7.3. Il primo giudice, proprio facendo leva sulla prevista
possibilità di concedere a domanda un periodo di riposo
compensativo («… si è in presenza di specifica
disciplina regolamentare che al superamento dei limiti orari
offre la sola possibilità di usufruire di riposo compensativo»),
ha ritenuto corretto, nello specifico, l’operato della
Città di Lamezia Terme, sostenendo che l’amministrazione
comunale non avrebbe potuto derogare al carattere cogente
della riferita normativa sul trattamento del personale, opponendovisi
sia il generale divieto stabilito dall’art. 11 della
legge quadro sul pubblico impiego (L. 29.3.1983, n. 93, all’epoca
vigente) sia i precitati vincoli quantitativi stabiliti dal
surrichiamato art. 16.
8. L’avviso espresso dal T.a.r. calabrese non merita
adesione.
8.1. In primo luogo è del tutto inconferente l’invocazione
dell’art. 11 L. n. 93/1983, il cui secondo comma vieta
alle pubbliche amministrazioni di concedere trattamenti integrativi
non previsti dagli accordi sindacali menzionati negli stessi
articoli della legge quadro.
È però evidente come da un’interdizione
del genere, manifestamente indifferente rispetto al thema
decidendum sopra perimetrato, non possano certamente trarsi
validi argomenti a sostegno della posizione esegetica assunta
dal giudice di prime cure, giacché la lite sottoposta
allo scrutinio del Collegio non verte affatto sulla pretesa
di un quid pluris rispetto a quanto stabilito dall’accordo
sindacale relativo al comparto degli enti locali per il triennio
1985/’87, ma investe esclusivamente i profili della
corretta (o meno) esegesi, e della conseguente applicazione,
di quanto disposto dal più volte citato art. 16.
8.2. È, di contro, opinione della Sezione che il T.a.r.
non abbia adeguatamente valorizzato, nella prospettiva decisoria,
le peculiari circostanze del caso assoggettato al vaglio giurisdizionale.

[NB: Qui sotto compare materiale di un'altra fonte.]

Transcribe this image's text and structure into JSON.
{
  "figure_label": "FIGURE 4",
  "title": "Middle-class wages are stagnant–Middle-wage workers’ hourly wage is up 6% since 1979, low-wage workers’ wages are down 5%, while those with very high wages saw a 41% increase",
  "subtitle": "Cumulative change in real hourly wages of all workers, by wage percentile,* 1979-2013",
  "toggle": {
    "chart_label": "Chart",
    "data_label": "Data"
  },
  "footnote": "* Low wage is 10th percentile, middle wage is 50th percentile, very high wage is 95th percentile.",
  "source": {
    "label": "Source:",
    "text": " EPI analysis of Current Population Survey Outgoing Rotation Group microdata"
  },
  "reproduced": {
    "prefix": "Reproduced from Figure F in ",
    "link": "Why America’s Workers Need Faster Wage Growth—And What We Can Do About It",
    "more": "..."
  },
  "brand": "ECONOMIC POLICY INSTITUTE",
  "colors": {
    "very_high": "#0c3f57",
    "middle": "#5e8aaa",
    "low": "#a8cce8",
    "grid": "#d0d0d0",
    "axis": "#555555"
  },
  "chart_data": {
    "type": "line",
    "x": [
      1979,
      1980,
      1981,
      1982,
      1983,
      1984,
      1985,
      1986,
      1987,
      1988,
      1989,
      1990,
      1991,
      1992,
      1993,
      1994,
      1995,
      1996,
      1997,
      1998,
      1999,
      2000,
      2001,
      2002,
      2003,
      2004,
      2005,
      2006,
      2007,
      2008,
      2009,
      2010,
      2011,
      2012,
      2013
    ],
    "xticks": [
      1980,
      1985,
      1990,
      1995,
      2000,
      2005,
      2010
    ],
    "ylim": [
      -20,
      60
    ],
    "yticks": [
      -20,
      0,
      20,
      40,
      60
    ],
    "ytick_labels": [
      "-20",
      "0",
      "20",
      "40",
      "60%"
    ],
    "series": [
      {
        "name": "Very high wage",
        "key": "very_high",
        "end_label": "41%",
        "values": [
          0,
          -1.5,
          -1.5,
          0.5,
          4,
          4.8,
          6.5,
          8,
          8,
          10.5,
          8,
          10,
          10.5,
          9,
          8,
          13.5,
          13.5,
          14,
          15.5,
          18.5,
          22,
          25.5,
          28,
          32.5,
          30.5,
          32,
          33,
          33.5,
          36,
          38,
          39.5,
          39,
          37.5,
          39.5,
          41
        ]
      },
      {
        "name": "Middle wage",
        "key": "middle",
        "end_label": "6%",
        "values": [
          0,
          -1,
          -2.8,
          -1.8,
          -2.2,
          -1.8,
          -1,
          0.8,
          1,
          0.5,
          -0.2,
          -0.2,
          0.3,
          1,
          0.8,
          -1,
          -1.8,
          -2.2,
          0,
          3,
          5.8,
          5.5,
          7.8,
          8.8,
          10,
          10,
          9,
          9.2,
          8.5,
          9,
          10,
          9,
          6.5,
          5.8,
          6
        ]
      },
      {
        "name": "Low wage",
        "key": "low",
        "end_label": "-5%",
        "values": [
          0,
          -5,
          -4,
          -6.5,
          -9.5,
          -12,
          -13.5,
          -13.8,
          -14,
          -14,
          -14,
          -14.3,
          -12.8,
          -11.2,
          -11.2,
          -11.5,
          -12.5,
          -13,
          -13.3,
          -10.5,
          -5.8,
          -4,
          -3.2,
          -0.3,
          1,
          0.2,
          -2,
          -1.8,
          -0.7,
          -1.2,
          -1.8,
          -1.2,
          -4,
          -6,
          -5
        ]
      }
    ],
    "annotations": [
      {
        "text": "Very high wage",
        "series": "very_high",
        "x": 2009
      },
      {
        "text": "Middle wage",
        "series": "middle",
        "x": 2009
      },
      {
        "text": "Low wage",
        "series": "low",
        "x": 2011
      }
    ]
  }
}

In dettaglio, non può prescindersi dal rilievo che
il Comune di Lamezia Terme provvide a liquidare i compensi
spettanti al ricorrente a fronte del lavoro straordinario
da questi svolto nell’anno 1991, non già mese
per mese secondo il criterio della postnumerazione, ma molto
tempo dopo, ossia a metà del 1992 ed in un’unica
soluzione.
Siffatto modo di procedere collide manifestamente con il
portato precettivo dell’art. 16 del d.p.r. n. 268/1987
che, invece, patentemente subordina la possibilità
di “compensare” l’eventuale sforamento dei
limiti massimi individuali con adeguati recuperi, alla condizione
che l’amministrazione consenta al dipendente di poterne
fare tempestiva e conforme domanda entro il mese successivo.
Detto altrimenti, il meccanismo sostitutivo contemplato dalla
previsione in esame trova un presupposto indefettibile nell’effettiva
liquidazione mensile dello straordinario.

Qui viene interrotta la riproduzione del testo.